Assenteismo al Comune di Caltanissetta, depositata la motivazione della sentenza del processo di primo grado
Dichiarazioni basate sulle risultanze investigative assolutamente credibili e piena attendibilità dei filmati in cui venivano mostrati i presunti casi di assenteismo al Comune di Caltanissetta.
Sono questi i capisaldi su cui si regge la sentenza di primo grado con cui il giudice monocratico Tiziana Mastrojeni ha condannato 31 dipendenti comunali – lo scorso 3 maggio – per i presunti casi di assenteismo al Comune di Caltanissetta, decidendo anche 13 assoluzioni piene e altre parziali. Con gli imputati condannati – accusati a vario titolo di truffa alla pubblica amministrazione e falso – che hanno presentato o stanno presentando appello (i termini scadranno nei prossimi giorni); da capire cosa ha deciso di fare la Procura nei confronti degli assolti.
Nelle 466 pagine di motivazione la giudice Mastrojeni ha affrontato tutte le singole posizioni degli imputati, dedicando appositi paragrafi alla valutazione degli elementi di prova, su alcuni dei quali, nel corso del dibattimento, erano state ravvisate lacune da parte della difesa.
Uno degli aspetti cruciali riguardava i filmati – registrati dalle telecamere piazzate dai carabinieri nei locali dell’Ufficio tecnico e della Polizia municipale – in cui venivano mostrati dipendenti che timbravano per conto di loro colleghi in entrata e in uscita dal posto di lavoro.
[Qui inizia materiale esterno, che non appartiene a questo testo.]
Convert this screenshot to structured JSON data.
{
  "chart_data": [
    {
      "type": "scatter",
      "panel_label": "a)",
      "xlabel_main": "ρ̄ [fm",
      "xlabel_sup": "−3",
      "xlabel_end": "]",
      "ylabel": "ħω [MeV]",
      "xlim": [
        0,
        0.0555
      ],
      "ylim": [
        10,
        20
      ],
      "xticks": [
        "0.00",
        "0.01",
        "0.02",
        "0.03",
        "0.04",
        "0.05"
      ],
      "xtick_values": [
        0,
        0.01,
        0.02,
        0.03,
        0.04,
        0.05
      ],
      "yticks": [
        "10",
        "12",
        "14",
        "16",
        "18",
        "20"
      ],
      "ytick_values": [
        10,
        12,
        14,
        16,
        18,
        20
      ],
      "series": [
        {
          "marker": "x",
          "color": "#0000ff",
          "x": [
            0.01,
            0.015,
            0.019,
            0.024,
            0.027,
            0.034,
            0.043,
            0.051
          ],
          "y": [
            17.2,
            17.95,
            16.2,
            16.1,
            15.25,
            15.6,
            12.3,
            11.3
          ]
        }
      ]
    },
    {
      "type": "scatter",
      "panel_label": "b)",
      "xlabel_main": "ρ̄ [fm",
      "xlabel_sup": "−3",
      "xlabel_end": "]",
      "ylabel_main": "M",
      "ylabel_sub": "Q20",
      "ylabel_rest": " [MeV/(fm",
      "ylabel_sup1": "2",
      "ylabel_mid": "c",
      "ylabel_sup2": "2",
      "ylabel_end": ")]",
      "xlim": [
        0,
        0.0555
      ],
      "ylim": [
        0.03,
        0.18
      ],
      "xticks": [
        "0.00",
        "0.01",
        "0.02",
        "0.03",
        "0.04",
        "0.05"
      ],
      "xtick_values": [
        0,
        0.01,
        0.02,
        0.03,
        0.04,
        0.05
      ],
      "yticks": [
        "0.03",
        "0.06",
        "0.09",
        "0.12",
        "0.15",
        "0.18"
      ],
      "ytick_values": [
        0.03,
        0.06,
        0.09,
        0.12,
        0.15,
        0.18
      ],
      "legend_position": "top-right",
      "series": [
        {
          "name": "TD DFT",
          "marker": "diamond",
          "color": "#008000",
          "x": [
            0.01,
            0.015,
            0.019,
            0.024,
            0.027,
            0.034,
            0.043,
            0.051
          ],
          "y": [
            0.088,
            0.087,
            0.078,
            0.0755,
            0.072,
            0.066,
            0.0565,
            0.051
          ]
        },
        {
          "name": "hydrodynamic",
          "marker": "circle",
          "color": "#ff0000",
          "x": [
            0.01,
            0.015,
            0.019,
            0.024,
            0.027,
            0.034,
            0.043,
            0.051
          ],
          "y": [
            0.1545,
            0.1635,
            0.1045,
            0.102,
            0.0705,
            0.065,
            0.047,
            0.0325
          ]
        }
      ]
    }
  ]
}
Secondo quanto emerso dalle consulenze di parte non erano stati presi tutti gli accorgimenti per assicurare l’immodificabilità delle immagini, soprattutto in relazione ad alcuni tagli che sarebbero stati ravvisati.
“Si ribadisce la generale attendibilità delle informazioni veicolate dai video. I filmati sono stati immagazzinati fin dal principio in due differenti gruppi di hardware (computer o altre periferiche): uno destinato all’autorità giudiziaria e uno alla polizia giudiziaria, senza effettuarne alcuna copia – scrive la giudice Mastrojeni nella motivazione -. Di conseguenza, ambedue i supporti contenevano i file originali che dovevano essere originariamente identici. Anche a seguito di una manomissione involontaria non possono apparire immagini differenti da quelle originariamente registrate , né queste ultime possono presentarsi in differente ordine/orario. Perciò, atteso che nessuna delle parti ha mai neppure ipotizzato che vi fosse stata una manomissione volontaria, va ribadita la complessiva idoneità dei video a provare i fatti contestati nel processo”.
Altro punto cruciale del processo le dichiarazioni del maresciallo dei carabinieri Giovanni Eramo, l’investigatore che aveva su di sé il “peso” del grosso delle indagini: fu lui il primo teste a essere sentito e la sua deposizione durò diverse udienze tra esame dell’accusa e il serrato controesame delle difese. Fu lui a documentare i vari episodi di presunto assenteismo in aula e a raccontare la genesi delle indagini, sottolineando come fosse stato il dipendente della Polizia municipale Michele Consaga a timbrare il cartellino della moglie Michela Anna Di Marco, che si trovava in casa in quel momento.
“Il maresciallo Eramo – si legge a pagina 236 – è pienamente credibile, avendo egli riferito delle circostanze apprese nel corso del servizio in maniera puntuale ed equilibrata. Non risultano motivi di astio nei confronti degli imputati, le sue dichiarazioni sono state precise e coerenti in quanto risulta che non si sia mai contraddetto sulle circostanze che gli sono state domandate ripetutamente dal pm e dai difensori. Gli errori a cui è andato incontro sono stati infinitesimali a fronte della molteplicità delle condotte contestate sulle quali ha riferito e sono stati trovati riscontri quasi totali nelle risultanze dei cartellini mensili degli imputati (in merito alle timbrature di entrata e uscita dei dipendenti analizzati nel processo)”.